August 10, 2017 - Haoshen Zhong

Gain from a PFIC Bought and Sold in the Same Year

This is a question we received through an email:

I bought shares in a foreign mutual fund and sold it in the same year. I made a gain on the sale. I am sure the mutual fund is a PFIC. Do I have any excess distributions to report?

In this post, I will discuss why the gain probably is an excess distribution.

What are PFICs?

Passive foreign investment company (PFIC) is a specific classification under US tax law. When a US person owns shares in a PFIC, the US person is subject to extremely punitive tax and reporting rules. They are designed to discourage US persons from investing through foreign investment vehicles.

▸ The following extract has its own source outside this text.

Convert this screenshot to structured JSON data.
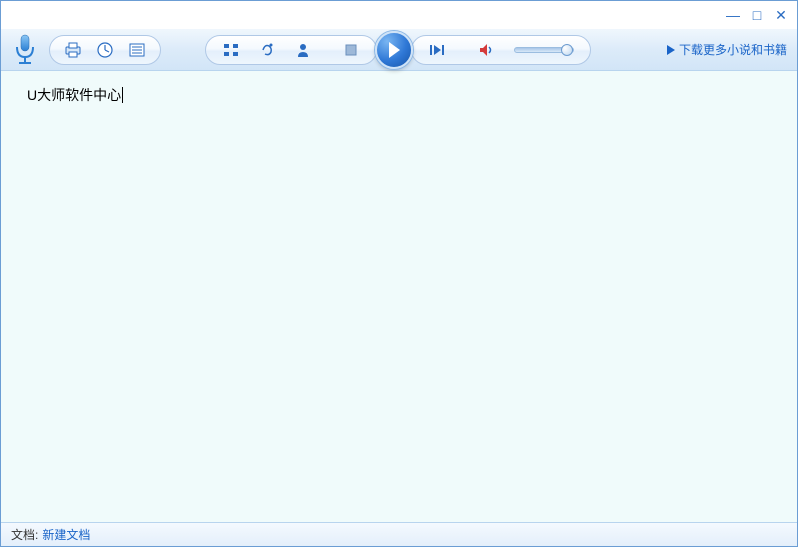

It is common (though not always) for mutual funds to be PFICs, even if they might not be organized as a company. For this post, let us assume that we already know that the mutual fund in question is a PFIC. We just need to know how the gain is reported and taxed.

Why is there uncertainty?

When you do not make an election for a PFIC, the distributions from the PFIC and gains are subject to special rules under Code section 1291. Losses use normal rules.

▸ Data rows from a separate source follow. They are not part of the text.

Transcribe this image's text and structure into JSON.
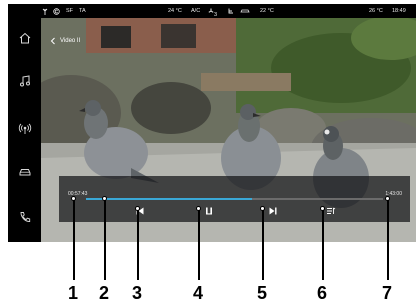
{
  "status_bar": {
    "indicators": [
      "SF",
      "TA"
    ],
    "inside_temp": "24 °C",
    "ac": "A/C",
    "fan": "3",
    "outside_temp": "22 °C",
    "right_temp": "26 °C",
    "clock": "18:49"
  },
  "sidebar": {
    "items": [
      {
        "name": "home",
        "icon": "home-icon"
      },
      {
        "name": "music",
        "icon": "music-note-icon"
      },
      {
        "name": "radio",
        "icon": "radio-antenna-icon"
      },
      {
        "name": "car",
        "icon": "car-icon"
      },
      {
        "name": "phone",
        "icon": "phone-icon"
      }
    ]
  },
  "video": {
    "back_label": "Video II"
  },
  "player": {
    "elapsed": "00:57:43",
    "total": "1:43:00",
    "progress": 0.56,
    "accent_color": "#3aa8d6"
  },
  "callouts": [
    "1",
    "2",
    "3",
    "4",
    "5",
    "6",
    "7"
  ]
}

Code section 1291 say 2 things:

If the taxpayer disposes of stock in a passive foreign investment company, then the rules of paragraph (1) shall apply to any gain recognized on such disposition in the same manner as if such gain were an excess distribution. IRC §1291(a)(2).

The total excess distribution with respect to such stock shall be zero for the taxable year in which the taxpayer’s holding period in such stock begins. IRC §1291(b)(2)(B).

The Code tells us 2 apparently contradictory things: Gains must be treated as excess distributions, but there is no excess distribution in the 1st year. How do we resolve this apparent contradiction?

When can the treatment method make a difference?

When a person has an excess distribution from a PFIC, he allocates the excess distribution proportionately across all days in his holding period. IRC §1291(a)(1)(A). Excess distributions allocated to the current year is ordinary income. IRC §1291(a)(1)(B)(i).

If we have a gain from selling a PFIC in the 1st year, and the gain is treated an excess distribution, then the gain is ordinary income.

Nonexcess distributions are not subject to special rules. In most cases, this means the gain is a capital gain, specifically short-term capital gain.

If we have a gain from selling a PFIC in the 1st year, and the gain is not an excess distribution, then the gain is short-term capital gain. This affects the taxpayer’s net capital gain and loss for the year.

It also affects how you would report the gain on Form 8621: whether line 5(a) is 0 or the gain.

The gain is probably an excess distribution

As far as I know, the IRS has not specifically addressed this question, but we can piece together a reasonable guess as to what the IRS thinks the right answer is.

Proposed regulation section 1291-2 addresses how to treat a distribution from a PFIC. Proposed regulation section 1291-3 addresses how to treat a disposition of a PFIC.

Section 1291-2 tells us that a nonexcess distribution is treated under general rules for corporate distributions, e.g. under section 301, regarding dividends, return of capital, and capital gains. Prop. Treas. Reg. §1.1291-2(e)(1).

Section 1291-3 does not say anything about nonexcess distributions. In fact, it says “gain is determined on a share-by-share basis and is taxed as an excess distribution as provided in §1.1291-2(e)(2).” Prop. Treas. Reg. §1.1291-3(a).

The omission of any mention from section 1.1291-3 suggests that the IRS does not believe it is possible for a gain from selling a PFIC to be treated as a nonexcess distribution, even if the taxpayer sold the PFIC in the 1st year.

This is consistent with the structure of Form 8621. Line 15e tells us to report excess distribution from the PFIC. Line 15f of Form 8621 tells us to report gains from the sale of the PFIC share. Line 16a then tells us “if there is a positive amount on line 15e or 15f (or both), attach a statement for each excess distribution and disposition.” Once we see a gain, we go directly to calculating tax on an excess distribution.

These circumstantial evidence suggest that the IRS believes gain from selling a PFIC is always an excess distribution, even if the PFIC were sold in the 1st year of the holding period.